One of the results which will have surprised many left activists is that JuntsxCat won more votes than ERC within the independence camp, and that the CUP (Popular Unity Candidacy – a left-wing Catalan independence party) lost votes and seats.

However, it would be mistaken to identify votes for JuntsxCat as political support for the right-wing PdeCat party (led by Puigdemont).

Hundreds of thousands of young people, middle class and even layers of workers who have fought against PdeCat voted for JuntsxCat because they see Puigdemont as someone who has fought against the state and who is denouncing repression and organising a struggle from exile.

The JuntsxCat list campaign was also clearer in its rejection of repression than that of the ERC leaders, who said they would accept article 155 and the constitution.

The results for the CUP also show how it is not enough to merely state that the republic must have a social content in electoral rallies.

The CUP played a key role in guaranteeing the referendum on 1 October and in fighting to respect its result through the Committees in Defence of the Republic.

However, the CUP is paying for its leaders’ mistake, in deciding to prop up the PdeCat in government, vote in favour of its budgets and generally tail-end the other pro-independence parties.

Consequences

What will happen now? The PP has sunk in Catalonia and Ciudadanos has swallowed its electoral base. This fact has deep political consequences for the whole Spanish state. It is a serious threat to Rajoy, because the surge of Ciudadanos could be consolidated.

For this reason, it is even more improbable that the government of Rajoy and the state will meaningfully negotiate with the Catalan independence movement, or even agree to a constitutional reform.

If they do something like that, they know they will leave the way open for Ciudadanos to undermine them further. The PP will continue polarising politics around the Catalan national question, and will not hold back.

The judicial processes and the repression will not subside, quite the contrary.

The failure of Unidos Podemos in Catalonia also has great consequences. Without understanding the role of national oppression in the struggle to transform society, Podemos has intervened in Catalonia with a position full of inconsistencies and concessions to Spanish nationalism. The refusal of Podemos’s leader Pablo Iglesias to lead the fight for a Catalan republic, his turn to the right in recent months, and the failure of his objective of removing Rajoy through parliamentary pacts with Psoe, are a guarantee for new disasters.

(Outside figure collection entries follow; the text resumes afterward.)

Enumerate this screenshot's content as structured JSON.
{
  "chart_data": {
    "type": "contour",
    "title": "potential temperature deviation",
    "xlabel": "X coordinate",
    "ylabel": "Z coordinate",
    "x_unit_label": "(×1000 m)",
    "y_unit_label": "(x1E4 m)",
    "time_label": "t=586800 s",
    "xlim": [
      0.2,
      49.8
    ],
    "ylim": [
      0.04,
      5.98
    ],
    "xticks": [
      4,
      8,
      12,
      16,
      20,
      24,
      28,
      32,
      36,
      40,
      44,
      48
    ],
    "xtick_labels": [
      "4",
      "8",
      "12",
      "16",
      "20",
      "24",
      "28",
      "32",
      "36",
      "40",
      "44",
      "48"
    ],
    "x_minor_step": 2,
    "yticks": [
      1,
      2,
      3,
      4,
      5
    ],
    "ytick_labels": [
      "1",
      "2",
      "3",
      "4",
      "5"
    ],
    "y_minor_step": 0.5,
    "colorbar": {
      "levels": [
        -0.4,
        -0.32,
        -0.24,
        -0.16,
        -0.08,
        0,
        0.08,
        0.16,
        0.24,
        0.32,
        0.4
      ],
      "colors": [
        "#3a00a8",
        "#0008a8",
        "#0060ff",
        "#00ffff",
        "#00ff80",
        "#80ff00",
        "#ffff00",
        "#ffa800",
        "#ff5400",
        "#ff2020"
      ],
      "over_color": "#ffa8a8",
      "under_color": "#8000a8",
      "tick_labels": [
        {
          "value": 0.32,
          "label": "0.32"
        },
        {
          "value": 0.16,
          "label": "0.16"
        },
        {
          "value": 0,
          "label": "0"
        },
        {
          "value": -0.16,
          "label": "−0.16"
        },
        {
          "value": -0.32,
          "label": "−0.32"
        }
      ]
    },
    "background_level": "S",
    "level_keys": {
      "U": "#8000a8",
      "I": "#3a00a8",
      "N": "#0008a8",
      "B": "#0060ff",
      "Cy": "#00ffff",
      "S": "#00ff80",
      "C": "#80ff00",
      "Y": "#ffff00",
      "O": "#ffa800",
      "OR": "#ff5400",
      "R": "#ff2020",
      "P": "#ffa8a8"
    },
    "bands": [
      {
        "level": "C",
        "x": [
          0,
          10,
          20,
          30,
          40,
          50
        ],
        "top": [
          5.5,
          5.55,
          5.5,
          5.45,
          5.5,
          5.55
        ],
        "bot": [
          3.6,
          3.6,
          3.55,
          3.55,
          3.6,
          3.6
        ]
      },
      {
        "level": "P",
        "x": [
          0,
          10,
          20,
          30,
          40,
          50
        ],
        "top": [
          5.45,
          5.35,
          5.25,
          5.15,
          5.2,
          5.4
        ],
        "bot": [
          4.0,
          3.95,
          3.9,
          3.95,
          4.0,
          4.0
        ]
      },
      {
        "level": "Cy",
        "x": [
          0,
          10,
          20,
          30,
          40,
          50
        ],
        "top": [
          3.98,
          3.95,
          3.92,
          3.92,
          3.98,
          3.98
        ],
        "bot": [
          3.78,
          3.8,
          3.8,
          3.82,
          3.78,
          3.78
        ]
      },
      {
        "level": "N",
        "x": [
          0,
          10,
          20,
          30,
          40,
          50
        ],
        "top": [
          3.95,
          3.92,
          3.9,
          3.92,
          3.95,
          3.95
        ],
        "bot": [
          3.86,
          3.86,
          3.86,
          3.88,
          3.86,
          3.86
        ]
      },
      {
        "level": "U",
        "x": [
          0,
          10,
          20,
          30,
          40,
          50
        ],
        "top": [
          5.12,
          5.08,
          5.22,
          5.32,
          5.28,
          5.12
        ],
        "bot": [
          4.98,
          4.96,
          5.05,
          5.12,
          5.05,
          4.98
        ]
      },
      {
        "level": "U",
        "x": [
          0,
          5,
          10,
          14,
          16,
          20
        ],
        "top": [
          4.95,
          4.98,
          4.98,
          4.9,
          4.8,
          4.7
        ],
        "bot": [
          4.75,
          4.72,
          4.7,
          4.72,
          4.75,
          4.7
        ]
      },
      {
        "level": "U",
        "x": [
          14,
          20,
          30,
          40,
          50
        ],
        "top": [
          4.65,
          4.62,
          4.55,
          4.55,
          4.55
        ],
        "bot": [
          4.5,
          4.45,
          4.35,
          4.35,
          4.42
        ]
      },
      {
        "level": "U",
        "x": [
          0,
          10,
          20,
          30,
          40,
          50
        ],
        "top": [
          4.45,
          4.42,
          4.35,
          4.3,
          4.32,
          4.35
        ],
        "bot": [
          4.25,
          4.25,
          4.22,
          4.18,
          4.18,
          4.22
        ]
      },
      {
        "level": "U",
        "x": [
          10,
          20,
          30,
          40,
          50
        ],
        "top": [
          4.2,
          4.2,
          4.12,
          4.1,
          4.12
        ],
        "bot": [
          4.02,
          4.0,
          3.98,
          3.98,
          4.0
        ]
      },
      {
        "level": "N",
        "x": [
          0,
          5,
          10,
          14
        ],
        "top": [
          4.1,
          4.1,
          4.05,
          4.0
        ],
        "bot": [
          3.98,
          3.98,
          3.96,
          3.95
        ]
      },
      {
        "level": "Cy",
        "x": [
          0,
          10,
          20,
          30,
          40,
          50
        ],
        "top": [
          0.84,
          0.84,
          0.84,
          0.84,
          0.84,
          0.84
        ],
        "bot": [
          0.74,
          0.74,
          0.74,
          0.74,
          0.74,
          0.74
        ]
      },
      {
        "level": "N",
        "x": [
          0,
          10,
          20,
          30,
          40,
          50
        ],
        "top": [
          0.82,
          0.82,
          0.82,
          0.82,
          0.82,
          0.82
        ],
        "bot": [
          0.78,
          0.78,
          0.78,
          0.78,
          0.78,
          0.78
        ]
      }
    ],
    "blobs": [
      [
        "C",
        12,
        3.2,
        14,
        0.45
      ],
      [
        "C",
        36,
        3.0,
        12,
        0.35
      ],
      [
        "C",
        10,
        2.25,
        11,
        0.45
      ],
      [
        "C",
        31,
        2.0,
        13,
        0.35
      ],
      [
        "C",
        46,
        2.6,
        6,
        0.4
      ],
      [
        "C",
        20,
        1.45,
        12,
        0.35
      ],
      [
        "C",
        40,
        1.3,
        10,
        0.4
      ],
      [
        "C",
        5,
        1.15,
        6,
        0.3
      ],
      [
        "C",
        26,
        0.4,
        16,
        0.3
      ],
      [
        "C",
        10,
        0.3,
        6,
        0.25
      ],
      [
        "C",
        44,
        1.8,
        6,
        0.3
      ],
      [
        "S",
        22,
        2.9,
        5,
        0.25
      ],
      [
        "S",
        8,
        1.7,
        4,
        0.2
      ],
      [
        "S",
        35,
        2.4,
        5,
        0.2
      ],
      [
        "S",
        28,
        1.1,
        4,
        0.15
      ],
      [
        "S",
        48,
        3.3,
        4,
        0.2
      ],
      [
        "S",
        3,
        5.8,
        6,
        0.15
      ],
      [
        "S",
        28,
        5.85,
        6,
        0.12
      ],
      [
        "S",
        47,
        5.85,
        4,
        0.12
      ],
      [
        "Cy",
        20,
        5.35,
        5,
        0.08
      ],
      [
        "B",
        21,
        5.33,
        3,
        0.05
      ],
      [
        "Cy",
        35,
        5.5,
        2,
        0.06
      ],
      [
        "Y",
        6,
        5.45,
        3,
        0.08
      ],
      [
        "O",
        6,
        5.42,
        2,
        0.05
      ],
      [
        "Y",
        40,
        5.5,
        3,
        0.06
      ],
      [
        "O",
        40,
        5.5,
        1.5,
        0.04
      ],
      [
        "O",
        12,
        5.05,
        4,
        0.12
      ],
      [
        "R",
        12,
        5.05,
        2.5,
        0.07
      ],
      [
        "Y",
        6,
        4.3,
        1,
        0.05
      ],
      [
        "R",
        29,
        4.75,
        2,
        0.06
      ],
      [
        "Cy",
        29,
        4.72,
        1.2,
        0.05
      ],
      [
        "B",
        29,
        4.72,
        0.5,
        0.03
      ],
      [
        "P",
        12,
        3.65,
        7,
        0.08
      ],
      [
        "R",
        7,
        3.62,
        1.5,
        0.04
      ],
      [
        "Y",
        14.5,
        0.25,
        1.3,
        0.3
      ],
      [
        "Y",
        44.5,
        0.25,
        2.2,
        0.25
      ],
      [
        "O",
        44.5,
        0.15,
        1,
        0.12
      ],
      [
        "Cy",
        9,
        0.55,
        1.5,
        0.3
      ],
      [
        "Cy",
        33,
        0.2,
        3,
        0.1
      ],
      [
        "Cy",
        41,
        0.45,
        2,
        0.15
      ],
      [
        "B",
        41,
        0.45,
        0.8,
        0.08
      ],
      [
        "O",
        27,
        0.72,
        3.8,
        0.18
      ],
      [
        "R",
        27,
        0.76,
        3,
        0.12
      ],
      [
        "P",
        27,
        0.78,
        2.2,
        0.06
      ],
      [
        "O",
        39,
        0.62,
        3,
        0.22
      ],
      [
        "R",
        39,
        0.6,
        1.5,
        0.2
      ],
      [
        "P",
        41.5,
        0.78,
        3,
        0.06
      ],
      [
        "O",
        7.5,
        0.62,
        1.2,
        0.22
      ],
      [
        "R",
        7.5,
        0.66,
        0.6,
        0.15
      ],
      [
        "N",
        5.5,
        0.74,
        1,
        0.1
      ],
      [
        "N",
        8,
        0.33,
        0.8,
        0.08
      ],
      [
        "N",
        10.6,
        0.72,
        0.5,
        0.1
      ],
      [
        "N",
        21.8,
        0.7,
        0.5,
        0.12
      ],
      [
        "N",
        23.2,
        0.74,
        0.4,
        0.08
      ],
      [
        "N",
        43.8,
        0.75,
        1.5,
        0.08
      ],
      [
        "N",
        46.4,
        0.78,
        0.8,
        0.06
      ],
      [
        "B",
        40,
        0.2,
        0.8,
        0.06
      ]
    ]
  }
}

The ruling class have not been able to end the revolutionary crisis which was opened up by the victory of the masses against repression on 1 and 3 October. The political and social crisis in Catalonia will continue and sharpen, and the legitimate aspirations of the Catalan people will not be satisfied by this reactionary state.

In the current conjuncture, it is key that the social movements and parties of the left who have carried the weight of the struggle for a Catalan republic and the right to decide, resume mobilisation on the streets.

This whole process, and recent events, have also demonstrated the need to build a consistent alternative that is not subordinated to PDeCat or to bourgeois and petit-bourgeois politicians who have shown their inability to take the struggle for self-determination to the end, and do not want to break with the logic of capitalism (which is the cause of national and social oppression).